Diversified Alpha is Better Than Constrained Beta

Published by Bob Elliott on Aug 18, 2022 12:46:37 AM

Investors are always looking for ways to reduce their risk while preserving upside. That’s why defined outcome funds are one of the fastest growing ETF segments with 10bln now managed by the industry leader in just a few years. These funds are designed to cap downside (say -10%) in exchange for capped upside (say +15%) at a cost of ~80bps annually in fees.

While defined outcome managers pitch constrained beta as a way to reduce risk, there is one steadfast player in the space diversification. Defined outcome funds incur substantial fees and performance drag while capping big upside years, which tends to outweigh the impact of limiting downside. While it might produce results in any given year, over time investors achieve more attractive returns using diversified active management to reduce their risk relative to an index.

The chart below compares the returns of the S&P 500, a Composite Hedge Fund Index and a simulated SPY defined outcome fund with a -10% downside cap over the last 20+ years (please see the methodology note at the end of the piece for more information).

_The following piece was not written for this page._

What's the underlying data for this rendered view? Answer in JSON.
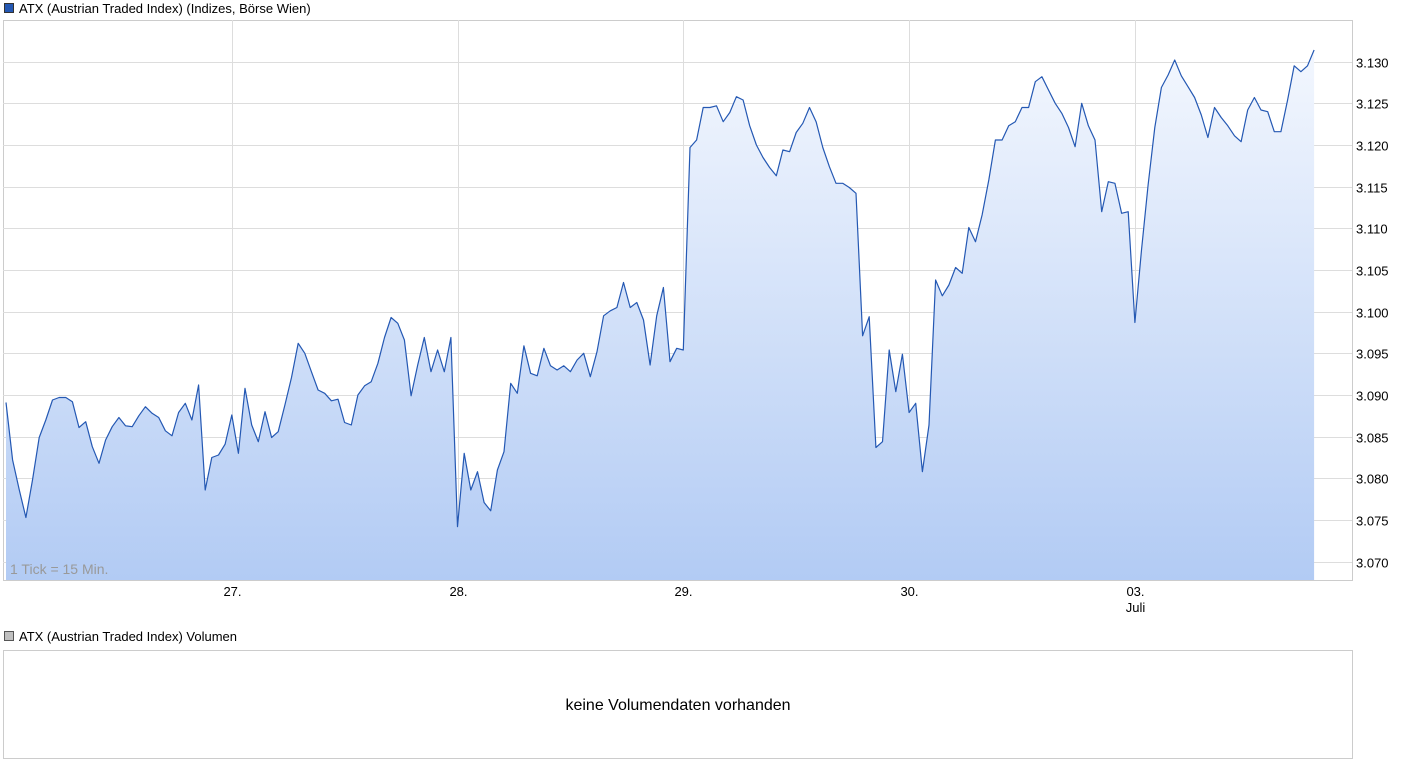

Returns are shown gross of fees to depict relative value of the strategies. All produce the same outcomes as far as returns over the time frame, but the diversified alpha portfolio achieves this while maintaining lower volatility.

The comparative benefit of holding diversified alpha to outperform the index returns seem evident. While all the returns are roughly on par over the last 20 years, the volatility of the Composite Hedge Fund index is more attractive than holding a defined outcome fund.

Source: Bloomberg, Innovator Funds, and Unlimited calculations

It is worth noting that defined outcome funds underperform a portfolio holding stock market and cash to achieve lower volatility. Below is a comparison of the same 10% downside cap simulated defined outcome structure over a roughly 100 year period to the returns of the total stock market compared with holding a 75%/25% stock market/cash portfolio (which roughly matches the vol of the defined outcome portfolio). With the addition of the 80bps fees from the defined outcome portfolio, the returns and Sharpe ratio of the defined outcome fund simulation underperform holding a stock/cash portfolio.

Source: Bloomberg, Fama and French Data Library, Innovator Funds, and Unlimited Calculations

The last 20 years returns shown above appear relatively unusual in the historical pattern of returns. The chart below compares the rolling 20 year returns of the 75/25 stock/cash mix to the returns of the -10% defined outcome structure. Over the last 100 years, the 75/25 stock/cash portfolio has consistently outperformed the defined outcome structure net of fees – and frequently by hundreds of basis points for extended periods. Betting on the recurrence of performance of the last 20 years appears misguided and could lead to significant drag over time.

Source: Bloomberg, Fama and French Data Library, Innovator Funds, and Unlimited Calculations”

Methodology Notes: The simulated returns of defined outcome funds were based upon defined outcome funds pricing data from Innovator Funds over the last 5 years combined with Unlimited assumptions.

Composite Hedge Fund Index – For the net returns, the index is an index is a monthly series which takes the average of hedge fund index monthly returns from BarclayHedge, Bloomberg, HFRI, and Credit Suisse when those indexes are available.  The gross index is a monthly series that adds back the estimated fees paid monthly by investors across the hedge fund industry in addition to the reported returns above. Those fees are calculated based on the timeseries of hedge fund fees reported by Bloomberg applied to each index sub-strategy (Equity L/S, Global Macro, etc.). There is an assumption that performance fees are only paid after meeting a high-water mark at the sub-strategy level.

For informational and educational purposes only and should not be construed as investment advice. The historical analysis discussed herein has been selected solely to provide information on the development of the research and investment process and style of Unlimited. It does not constitute an offer to sell or a solicitation of an offer to buy any security. Opinions expressed are our present opinions only. No Representation is being made that any investment will or is likely to achieve profits or losses similar to those shown herein. No investment strategy or risk management technique can guarantee return or eliminate risk in any market environment. The material is based upon information which we consider reliable, but we do not represent that such information is accurate or complete, and it should not be relied upon as such. The historical analysis should not be construed as an indicator of the future performance of any investment vehicle that Unlimited manages.